Wordfence, a security plugin for WordPress, released an interesting public service announcement. See PSA: Widespread Remote Working Scam Underway, which outlines a sophisticated way to steal personal and financial information, and your money, disguised as an offer for a remote-working job.
Stealing your information need not be this elaborate. When you sell something online, and the ‘buyer’ asks for your phone number, instead of only communicating through the online application messenger. By doing so you may be verifying your information to a bad actor. If you are asked to reply with a security code you received in text unexpectedly, you may be giving the bad actor access to an account in your name.
Multi-factor, or two-factor, authentication (MFA or 2FA) are security models requiring a combination of means to verify who you are. This is where you provide something you know, like a username and password, and something you have, like a time-expiring security code from an application on your phone.

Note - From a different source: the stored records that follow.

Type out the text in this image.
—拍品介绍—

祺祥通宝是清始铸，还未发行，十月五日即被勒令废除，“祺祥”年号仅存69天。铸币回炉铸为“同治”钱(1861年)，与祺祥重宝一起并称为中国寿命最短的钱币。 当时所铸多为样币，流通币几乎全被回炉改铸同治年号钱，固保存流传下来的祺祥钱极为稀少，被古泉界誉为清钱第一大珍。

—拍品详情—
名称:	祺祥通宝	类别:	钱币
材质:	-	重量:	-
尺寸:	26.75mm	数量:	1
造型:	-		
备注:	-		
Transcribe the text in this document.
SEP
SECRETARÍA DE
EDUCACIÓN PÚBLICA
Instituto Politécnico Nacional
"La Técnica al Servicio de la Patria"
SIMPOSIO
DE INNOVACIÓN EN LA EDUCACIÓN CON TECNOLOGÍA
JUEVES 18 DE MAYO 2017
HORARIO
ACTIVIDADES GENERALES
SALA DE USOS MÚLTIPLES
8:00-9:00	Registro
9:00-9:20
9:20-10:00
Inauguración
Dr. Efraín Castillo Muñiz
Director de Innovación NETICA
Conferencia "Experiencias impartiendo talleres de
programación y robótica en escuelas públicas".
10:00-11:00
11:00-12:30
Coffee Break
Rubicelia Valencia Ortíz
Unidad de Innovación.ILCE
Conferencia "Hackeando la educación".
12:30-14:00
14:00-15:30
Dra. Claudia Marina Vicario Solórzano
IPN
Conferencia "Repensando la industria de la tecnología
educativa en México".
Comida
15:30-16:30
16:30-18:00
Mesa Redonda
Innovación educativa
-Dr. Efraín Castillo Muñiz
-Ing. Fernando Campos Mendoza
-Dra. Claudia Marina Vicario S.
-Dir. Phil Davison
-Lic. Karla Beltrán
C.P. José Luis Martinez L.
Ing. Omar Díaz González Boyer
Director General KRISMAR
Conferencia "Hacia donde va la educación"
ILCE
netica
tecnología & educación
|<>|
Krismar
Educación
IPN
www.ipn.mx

It is recommended to use this security model where possible, especially for financial systems.
Bad actors using a phone call, text, email, social media, or internet application try to exploit people through our behavior and willingness to be helpful. Be wary and resistant to sharing your information. When dealing with an online ‘buyer’, for example, asking for your cell number to text you directly will verify your number. Asking you to reply to them with a code received on your phone may mean they are trying to access an account in your name. Giving them the code sent to you by the institution potentially gives them access.
Scammers often acquire databases of user information. Tricking you into verifying your information is accurate may be enough to use other data they have to hack your private lives.
Exploiting behavior is easiest when you invite the interaction, like selling something online. Wordfence documents an extreme and diabolical method praying on people looking for a job.
It is impossible to stay knowledgeable on all the tricks scammers use. The best you can do is stay aware. Does it pass the “smell test?” Does it feel too easy or too good to be true? Can you verify the contact or institution through other means? Question the actor. If you are suspect or want verify the authenticity of the person, disconnect the communication and contact directly the institution they claim to represent.
Enable multi-factor authentication for your online accounts, and, like passwords, do not share the access codes with others. Use password storage applications like KeePass to store your usernames and password, and do not re-use passwords. Overall, be vigilant and guard your information, because you are the weakest link.